After all, if she was any good at it, how could she ever miss out on an RFP?
(Request for Proposal, for those keeping score.)
Jokes aside, the point is simple:
Your advisor cannot read your mind.
We don’t know:
- What you’re planning
- What you’re worried about
- What you’ve already committed to
Unless you tell us.
And no amount of experience replaces an honest conversation.
Every Family Has One — And Every Business Needs One
Every family has that person.
The one who says out loud what everyone else in the room is already thinking, regardless of the consequences.
They’re not always comfortable to listen to.
They’re not always popular in the moment.
But they’re usually right.
I’ll admit it, I don’t have the keep-quiet gene.
Not in my family, and not in my office.
If something needs to be said, I tend to say it.
Not to be difficult.
Not to be dramatic.
But because experience has taught me that the cost of staying silent is usually higher than the discomfort of speaking up.
If you want an advisor, they should be advising, not just nodding their head while silently disagreeing with everything you’re saying.
Advice isn’t agreement.
Advice is perspective.
One of the Best Compliments I’ve Ever Received
One of the best compliments I’ve received in my career came from Ray Silverstein.
He once told me that if he wanted someone to agree with him, he could ask a few of my partners.
But if he wanted someone’s opinion, he would ask me.
I’ve cherished that comment ever since.
Not because I was always right, but because it reinforced what I believe an advisor’s role should be.
You don’t hire an advisor to echo your thoughts.
You hire them to bring judgment, experience, and perspective, even when it’s uncomfortable.
How I’ve Always Set Expectations
When I had seven partners, I used to say this during RFP discussions:
If you want someone’s opinion, I’m the right person.
If you want someone to agree with you, I can introduce you to my partners.
I wasn’t trying to be clever.
I was trying to be honest.
Because advice only works when it’s actually wanted.
And opinions only matter if you’re willing to hear them.
You don’t hire an advisor to validate every decision you’ve already made.
You hire one to challenge your thinking before those decisions are locked in.

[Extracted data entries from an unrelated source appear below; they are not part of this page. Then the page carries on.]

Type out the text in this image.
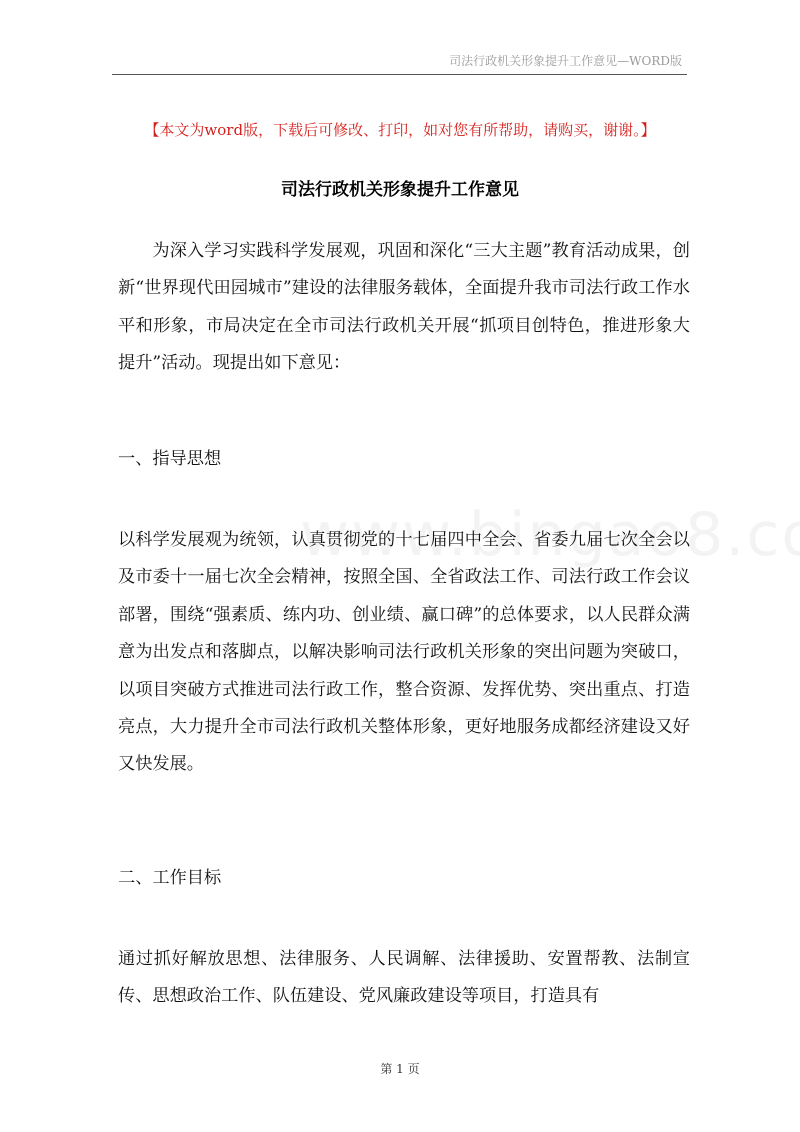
司法行政机关形象提升工作意见—WORD版
【本文为word版，下载后可修改、打印，如对您有所帮助，请购买，谢谢。】
司法行政机关形象提升工作意见

为深入学习实践科学发展观，巩固和深化“三大主题”教育活动成果，创新“世界现代田园城市”建设的法律服务载体，全面提升我市司法行政工作水平和形象，市局决定在全市司法行政机关开展“抓项目创特色，推进形象大提升”活动。现提出如下意见：

一、指导思想

以科学发展观为统领，认真贯彻党的十七届四中全会、省委九届七次全会以及市委十一届七次全会精神，按照全国、全省政法工作、司法行政工作会议部署，围绕“强素质、练内功、创业绩、赢口碑”的总体要求，以人民群众满意为出发点和落脚点，以解决影响司法行政机关形象的突出问题为突破口，以项目突破方式推进司法行政工作，整合资源、发挥优势、突出重点、打造亮点，大力提升全市司法行政机关整体形象，更好地服务成都经济建设又好又快发展。

二、工作目标

通过抓好解放思想、法律服务、人民调解、法律援助、安置帮教、法制宣传、思想政治工作、队伍建设、党风廉政建设等项目，打造具有

第 1 页
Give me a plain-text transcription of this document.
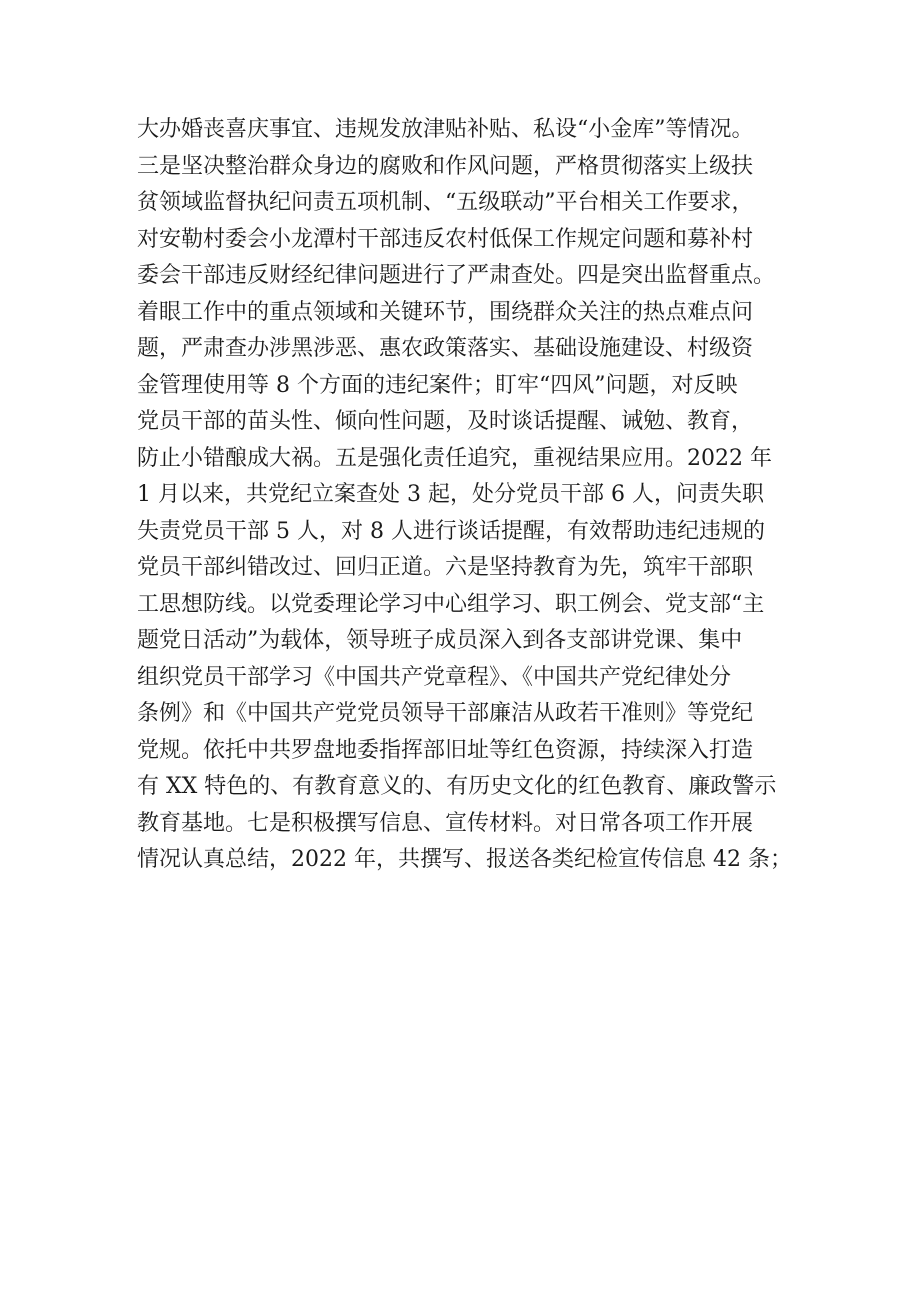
大办婚丧喜庆事宜、违规发放津贴补贴、私设“小金库”等情况。
三是坚决整治群众身边的腐败和作风问题，严格贯彻落实上级扶
贫领域监督执纪问责五项机制、“五级联动”平台相关工作要求，
对安勒村委会小龙潭村干部违反农村低保工作规定问题和募补村
委会干部违反财经纪律问题进行了严肃查处。四是突出监督重点。
着眼工作中的重点领域和关键环节，围绕群众关注的热点难点问
题，严肃查办涉黑涉恶、惠农政策落实、基础设施建设、村级资
金管理使用等 8 个方面的违纪案件；盯牢“四风”问题，对反映
党员干部的苗头性、倾向性问题，及时谈话提醒、诫勉、教育，
防止小错酿成大祸。五是强化责任追究，重视结果应用。2022 年
1 月以来，共党纪立案查处 3 起，处分党员干部 6 人，问责失职
失责党员干部 5 人，对 8 人进行谈话提醒，有效帮助违纪违规的
党员干部纠错改过、回归正道。六是坚持教育为先，筑牢干部职
工思想防线。以党委理论学习中心组学习、职工例会、党支部“主
题党日活动”为载体，领导班子成员深入到各支部讲党课、集中
组织党员干部学习《中国共产党章程》、《中国共产党纪律处分
条例》和《中国共产党党员领导干部廉洁从政若干准则》等党纪
党规。依托中共罗盘地委指挥部旧址等红色资源，持续深入打造
有 XX 特色的、有教育意义的、有历史文化的红色教育、廉政警示
教育基地。七是积极撰写信息、宣传材料。对日常各项工作开展
情况认真总结，2022 年，共撰写、报送各类纪检宣传信息 42 条；
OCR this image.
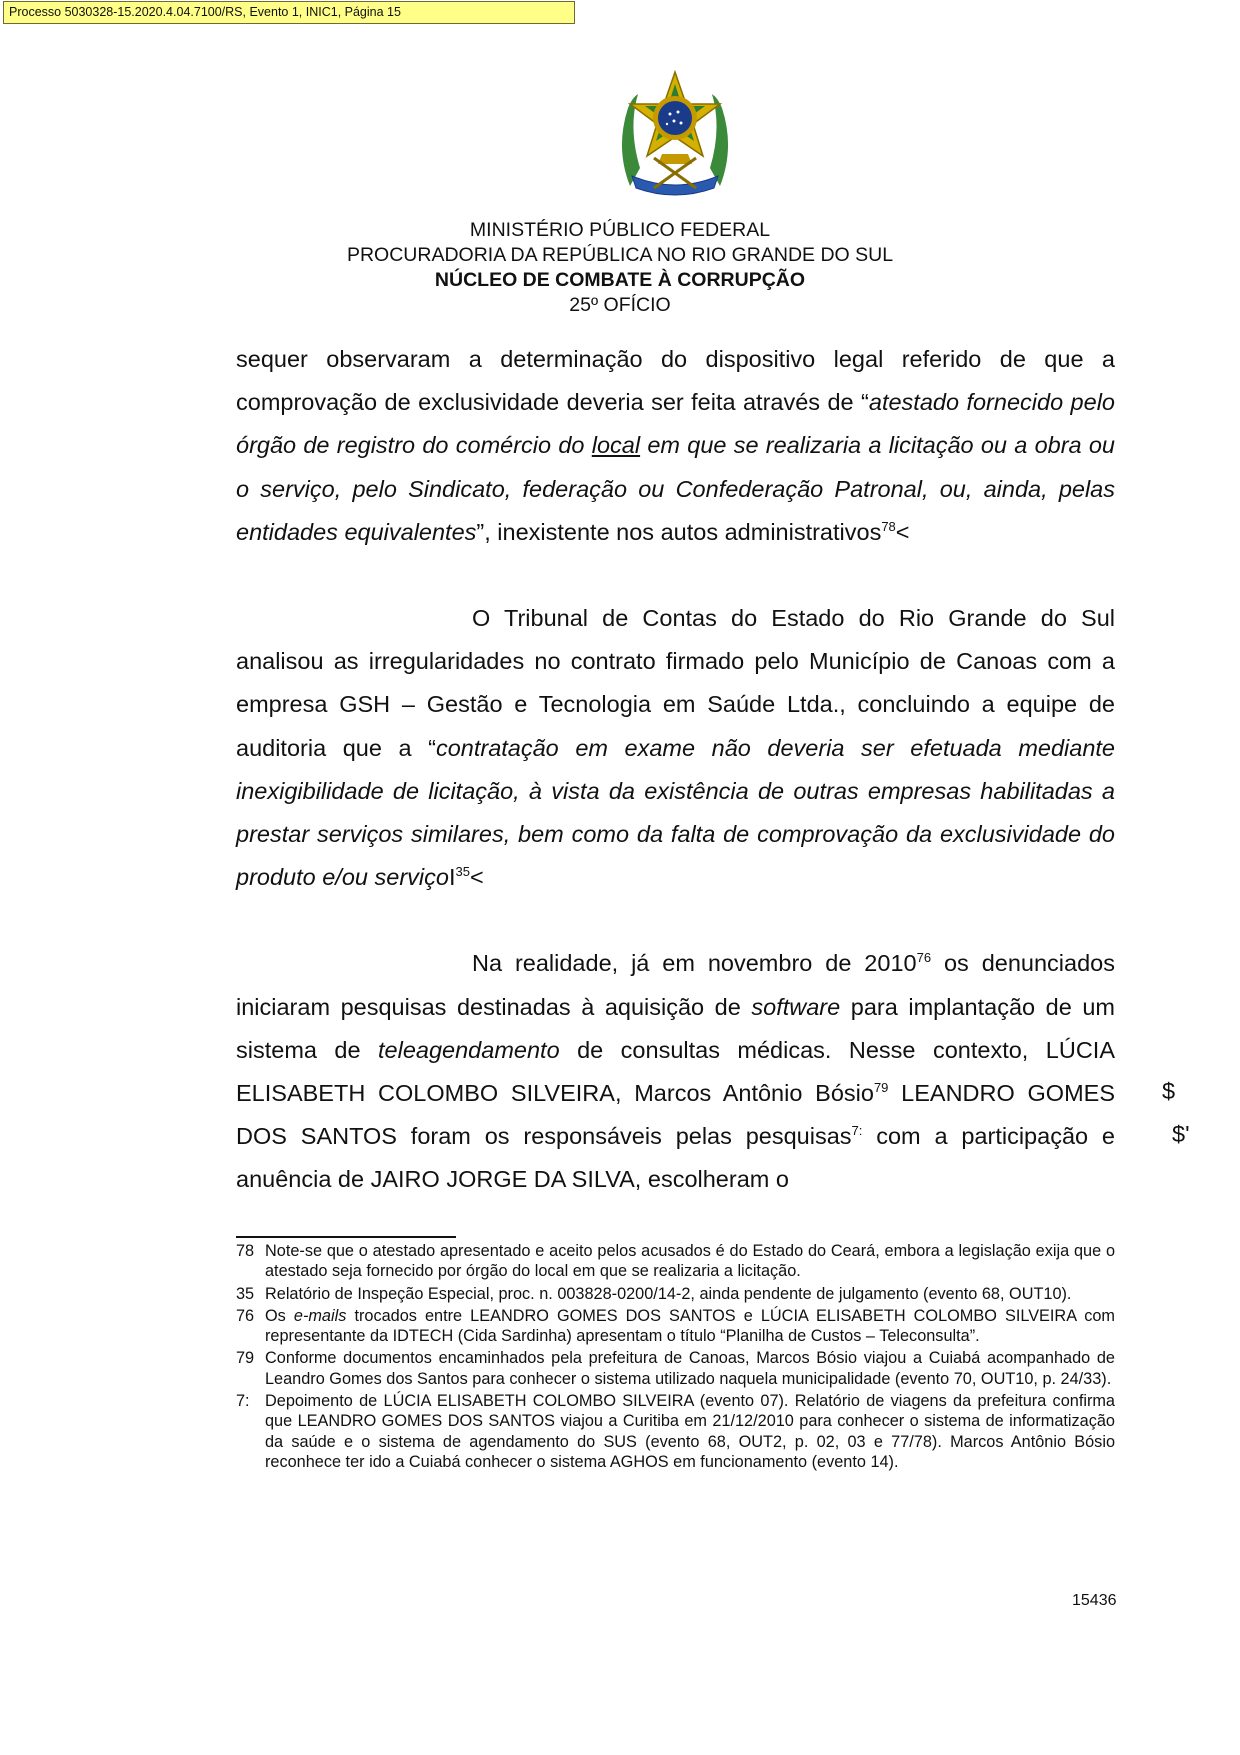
Processo 5030328-15.2020.4.04.7100/RS, Evento 1, INIC1, Página 15
MINISTÉRIO PÚBLICO FEDERAL
PROCURADORIA DA REPÚBLICA NO RIO GRANDE DO SUL
NÚCLEO DE COMBATE À CORRUPÇÃO
25º OFÍCIO

sequer observaram a determinação do dispositivo legal referido de que a comprovação de exclusividade deveria ser feita através de “atestado fornecido pelo órgão de registro do comércio do local em que se realizaria a licitação ou a obra ou o serviço, pelo Sindicato, federação ou Confederação Patronal, ou, ainda, pelas entidades equivalentes”, inexistente nos autos administrativos$^{78}$<

O Tribunal de Contas do Estado do Rio Grande do Sul analisou as irregularidades no contrato firmado pelo Município de Canoas com a empresa GSH – Gestão e Tecnologia em Saúde Ltda., concluindo a equipe de auditoria que a “contratação em exame não deveria ser efetuada mediante inexigibilidade de licitação, à vista da existência de outras empresas habilitadas a prestar serviços similares, bem como da falta de comprovação da exclusividade do produto e/ou serviçoI$^{35}$<

Na realidade, já em novembro de 2010$^{76}$ os denunciados iniciaram pesquisas destinadas à aquisição de software para implantação de um sistema de teleagendamento de consultas médicas. Nesse contexto, LÚCIA ELISABETH COLOMBO SILVEIRA, Marcos Antônio Bósio$^{79}$ LEANDRO GOMES DOS SANTOS foram os responsáveis pelas pesquisas$^{7:}$ com a participação e anuência de JAIRO JORGE DA SILVA, escolheram o

$
$'
78 Note-se que o atestado apresentado e aceito pelos acusados é do Estado do Ceará, embora a legislação exija que o atestado seja fornecido por órgão do local em que se realizaria a licitação.
35 Relatório de Inspeção Especial, proc. n. 003828-0200/14-2, ainda pendente de julgamento (evento 68, OUT10).
76 Os e-mails trocados entre LEANDRO GOMES DOS SANTOS e LÚCIA ELISABETH COLOMBO SILVEIRA com representante da IDTECH (Cida Sardinha) apresentam o título “Planilha de Custos – Teleconsulta”.
79 Conforme documentos encaminhados pela prefeitura de Canoas, Marcos Bósio viajou a Cuiabá acompanhado de Leandro Gomes dos Santos para conhecer o sistema utilizado naquela municipalidade (evento 70, OUT10, p. 24/33).
7: Depoimento de LÚCIA ELISABETH COLOMBO SILVEIRA (evento 07). Relatório de viagens da prefeitura confirma que LEANDRO GOMES DOS SANTOS viajou a Curitiba em 21/12/2010 para conhecer o sistema de informatização da saúde e o sistema de agendamento do SUS (evento 68, OUT2, p. 02, 03 e 77/78). Marcos Antônio Bósio reconhece ter ido a Cuiabá conhecer o sistema AGHOS em funcionamento (evento 14).
15436
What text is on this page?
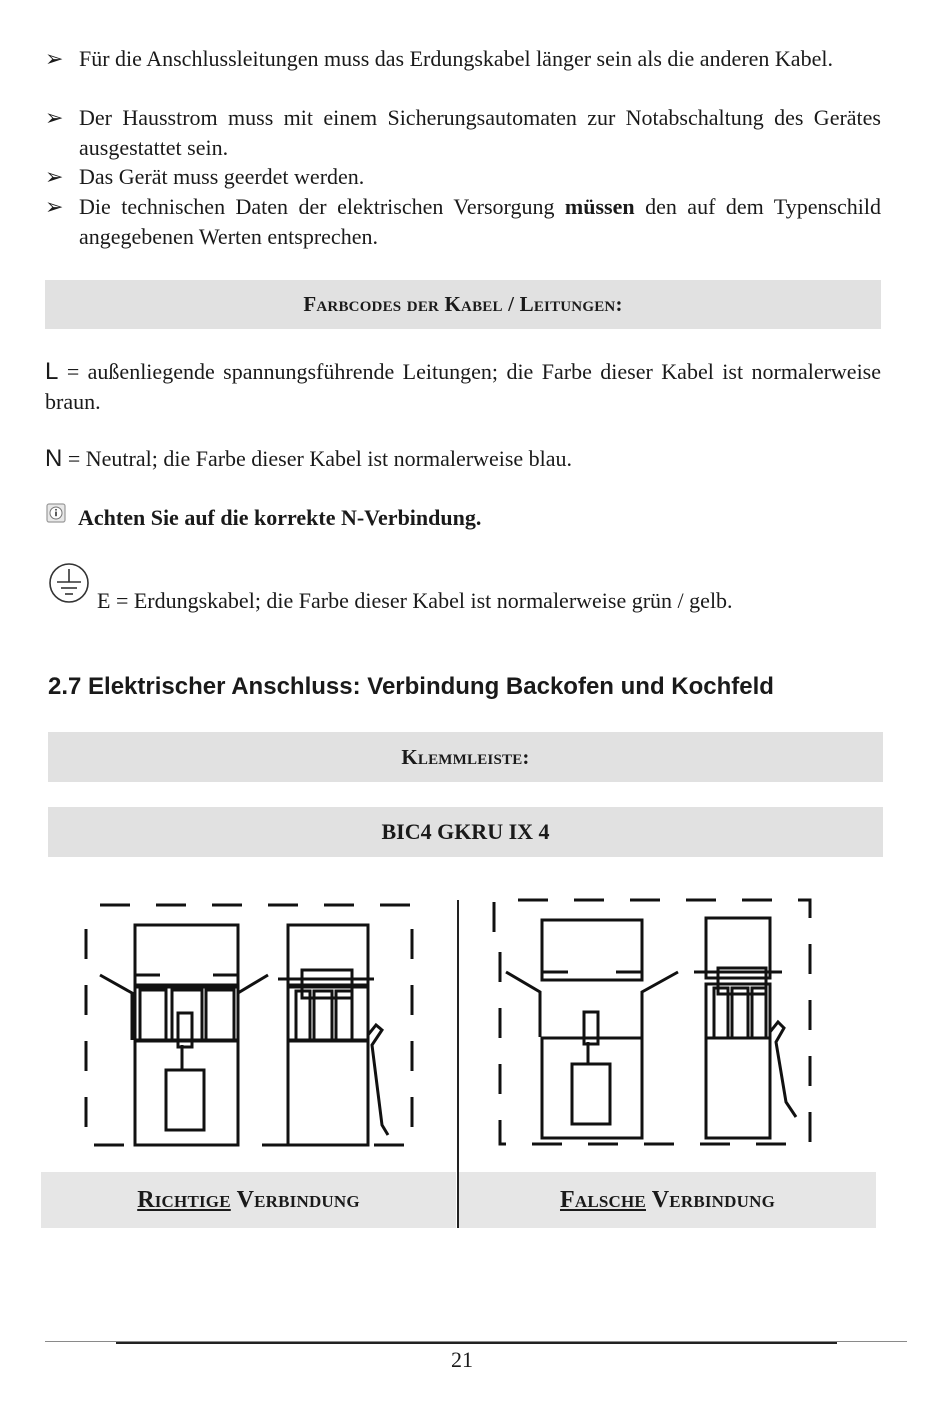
➢ Für die Anschlussleitungen muss das Erdungskabel länger sein als die anderen Kabel.
➢ Der Hausstrom muss mit einem Sicherungsautomaten zur Notabschaltung des Gerätes ausgestattet sein.
➢ Das Gerät muss geerdet werden.
➢ Die technischen Daten der elektrischen Versorgung müssen den auf dem Typenschild angegebenen Werten entsprechen.
Farbcodes der Kabel / Leitungen:
L = außenliegende spannungsführende Leitungen; die Farbe dieser Kabel ist normalerweise braun.
N = Neutral; die Farbe dieser Kabel ist normalerweise blau.
Achten Sie auf die korrekte N-Verbindung.
E = Erdungskabel; die Farbe dieser Kabel ist normalerweise grün / gelb.
2.7 Elektrischer Anschluss: Verbindung Backofen und Kochfeld
Klemmleiste:
BIC4 GKRU IX 4
Richtige Verbindung	Falsche Verbindung
21
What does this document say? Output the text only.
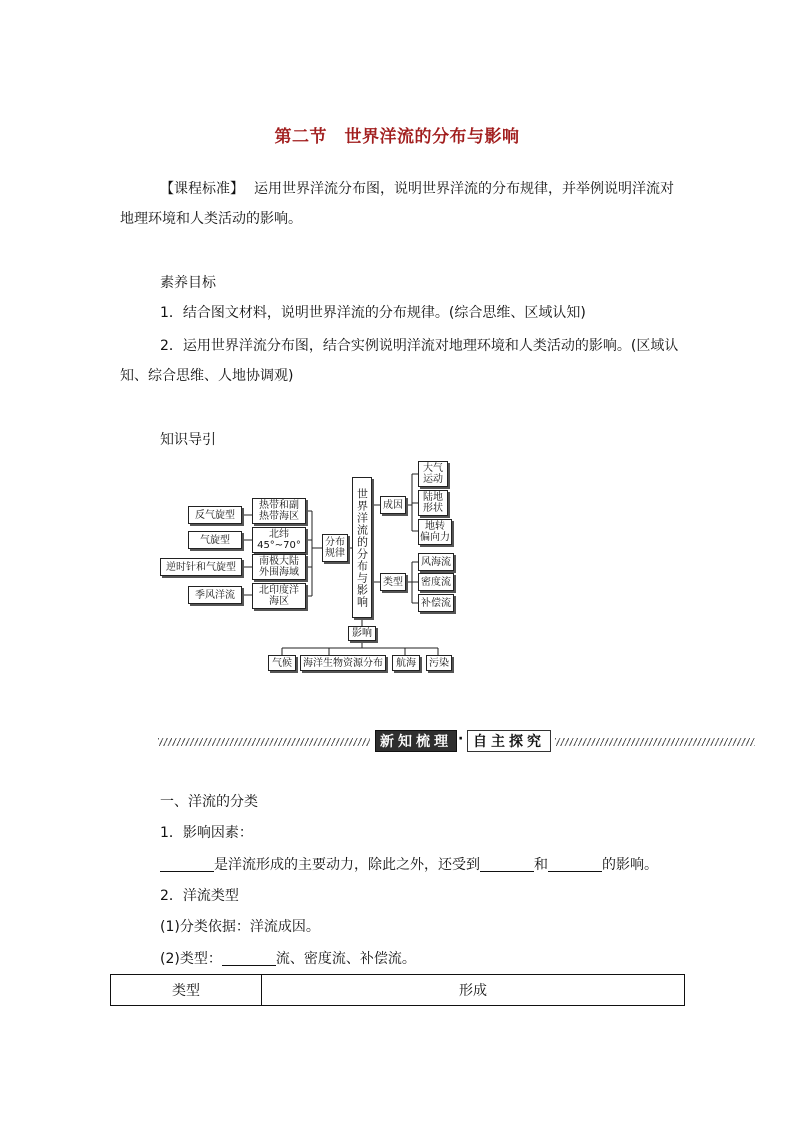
第二节　世界洋流的分布与影响
【课程标准】 运用世界洋流分布图，说明世界洋流的分布规律，并举例说明洋流对
地理环境和人类活动的影响。
素养目标
1．结合图文材料，说明世界洋流的分布规律。(综合思维、区域认知)
2．运用世界洋流分布图，结合实例说明洋流对地理环境和人类活动的影响。(区域认
知、综合思维、人地协调观)
知识导引
反气旋型
气旋型
逆时针和气旋型
季风洋流
热带和副
热带海区
北纬
45°~70°
南极大陆
外围海域
北印度洋
海区
分布
规律 世界洋流的分布与影响	成因
大气
运动
陆地
形状
地转
偏向力
类型
风海流
密度流
补偿流
影响
气候	海洋生物资源分布	航海	污染
新知梳理 · 自主探究
一、洋流的分类
1．影响因素：
是洋流形成的主要动力，除此之外，还受到	和	的影响。
2．洋流类型
(1)分类依据：洋流成因。
(2)类型：	流、密度流、补偿流。
类型	形成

The Biggest Misconception in Our Profession
There’s a widespread misconception that our work product is:
- Forms
- Filings
- Documents sent to taxing authorities
That’s a battle I fight constantly, and frankly, it’s a marketing failure of my profession.
Those papers are not what you’re paying for.
You’re paying for knowledge.
Knowledge accumulated over:
- University
- CPA exams
- Decades of practice
- Thousands of client situations
- Annual continuing professional education
We didn’t take a six-week cram course in taxes and suddenly appear during tax season.
We’re here every day, and 24/7 if needed.
The filings are just the output.
The judgment is the product.
Seeing the Whole Field
A CPA shouldn’t be looking at yesterday’s box scores.
In baseball, managers don’t manage by replaying the last game. They set the rotation for the next series.
They’re thinking ahead:
- Matchups
- Pitch counts
- What’s coming next, not what already happened
Business works the same way.
If your CPA is only reacting to history, they’re already behind.
The best advisors help you set the table for the future, before the next play unfolds.
That’s what it means to see the whole field.
Final Thought
When The Sound of Silence first came out, Art Garfunkel had some pretty whacky hair.
I did too — for a while.
A lot has changed since then.
Time passes. Things evolve.
And ignoring what’s happening doesn’t stop it.
If you see your CPA as a bean counter, that’s probably all you’ll ever get.
But if you treat them as a confidant, someone you talk to early, honestly, and often, the value of that relationship compounds over time.
The difference doesn’t show up immediately.
But over years, it shows up in:
- Better decisions
- Fewer surprises
- Less regret
And that’s the difference between compliance and advice.